"Il benessere capitalista fermò la schiavitù"

Parla lo storico Seymour Drescher, tra i massimi esperti mondiali del servaggio

"Il benessere capitalista fermò la schiavitù"

dal nostro inviato a Gorizia

Seymour Drescher insegna storia e sociologia all'università di Pittsburgh ed è uno dei massimi esperti mondiali delle vicende della schiavitù e dei molti tentativi di abolirla - tra i suoi testi più famosi Abolition: A History of Slavery and Antislavery (Cambridge university press, 2009). Nessuno meglio di lui per una chiacchierata riassuntiva sul tema di quest'anno del festival èStoria: Schiavi.

Professor Drescher, la schiavitù si può abolire del tutto?

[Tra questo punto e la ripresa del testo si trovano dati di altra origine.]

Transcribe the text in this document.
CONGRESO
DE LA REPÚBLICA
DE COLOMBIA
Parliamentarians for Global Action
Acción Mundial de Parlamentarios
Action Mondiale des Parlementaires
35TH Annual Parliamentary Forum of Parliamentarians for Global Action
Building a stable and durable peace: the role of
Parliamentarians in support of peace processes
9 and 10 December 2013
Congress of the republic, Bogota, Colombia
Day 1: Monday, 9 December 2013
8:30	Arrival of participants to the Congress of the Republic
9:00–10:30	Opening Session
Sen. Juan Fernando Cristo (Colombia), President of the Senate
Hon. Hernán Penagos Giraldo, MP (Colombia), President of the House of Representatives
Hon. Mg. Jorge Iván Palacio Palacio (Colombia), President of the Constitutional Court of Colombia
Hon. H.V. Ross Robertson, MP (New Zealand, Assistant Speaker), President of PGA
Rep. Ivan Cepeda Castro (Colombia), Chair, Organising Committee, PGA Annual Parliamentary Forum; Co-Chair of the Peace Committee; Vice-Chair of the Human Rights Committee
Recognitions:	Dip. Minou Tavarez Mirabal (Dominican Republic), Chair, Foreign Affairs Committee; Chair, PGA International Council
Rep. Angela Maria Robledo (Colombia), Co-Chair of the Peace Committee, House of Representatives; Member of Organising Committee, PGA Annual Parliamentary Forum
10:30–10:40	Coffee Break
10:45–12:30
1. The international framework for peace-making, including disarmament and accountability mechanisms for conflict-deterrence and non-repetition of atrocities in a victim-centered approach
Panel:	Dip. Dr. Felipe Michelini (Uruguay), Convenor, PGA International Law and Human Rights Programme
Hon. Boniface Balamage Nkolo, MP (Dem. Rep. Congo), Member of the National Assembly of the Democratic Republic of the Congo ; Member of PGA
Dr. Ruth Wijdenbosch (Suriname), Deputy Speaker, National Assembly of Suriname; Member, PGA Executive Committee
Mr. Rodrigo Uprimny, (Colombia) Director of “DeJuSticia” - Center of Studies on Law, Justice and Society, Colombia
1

«Se riportiamo indietro l'orologio della storia a 300 o 400 anni fa la maggior parte delle persone doveva sopportare una qualche forma di servaggio e moltissime persone erano schiave nel più profondo senso della parola. Insomma circa il 95% degli individui non erano liberi. Oggi, più o meno, gli individui che nel mondo sono sottoposti a quello che potremmo chiamare schiavitù vengono calcolati nei termini di 45 su mille. Un progresso enorme. La schiavitù però è molto difficile da eradicare completamente».

Ma quando inizia il percorso che ha portato all'abolizione della schiavitù in Occidente? Con il cristianesimo? Con Seneca?

«Direi di no. San Paolo dice che nell'aldilà non ci saranno né schiavi né padroni ma dice anche allo schiavo fuggito di tornare dal padrone. E Seneca sulla base della filosofia stoica ci dice che siamo tutti in un certo senso schiavi e che deve esserci un legame di umanità che ci unisce tutti. Non sto dicendo che non sono messaggi importanti, sicuramente umanizzano lo schiavo agli occhi del padrone e sono un deterrente alla violenza e agli abusi ma non aboliscono il rapporto di schiavitù, se mai lo mitigano».

E allora cosa fa davvero la differenza? I progressi della rivoluzione industriale? Le rivoluzioni borghesi come quella francese?

«Quando scoppiò la rivoluzione francese si fece un gran parlare di diritti ma nel 1789 non si fece nulla per cancellarla davvero. Anche negli anni seguenti ci si limitò a sancire l'eguaglianza dei nati liberi a prescindere dalla razza. Solo nel 1793 si arrivò per decreto, alla liberazione degli schiavi nelle colonie ma era una scelta dettata dalla necessità».

La rivoluzione industriale?

«La rivoluzione industriale non cancellò automaticamente lo schiavismo. Solo quando la ricchezza prodotta dalla rivoluzione industriale iniziò a diffondersi e la classe media inglese si sentì sicura e protetta allora le idee antischiaviste attecchirono per la prima volta e si arrivò all'abolizione del 1833. E abolire la schiavitù costò un sacco di soldi».

Quindi la schiavitù si elimina con il benessere capitalista e con una classe media felice?

«Non semplifichiamo troppo. Ma sì, il benessere diffuso è una delle chiavi per la diffusione dei diritti».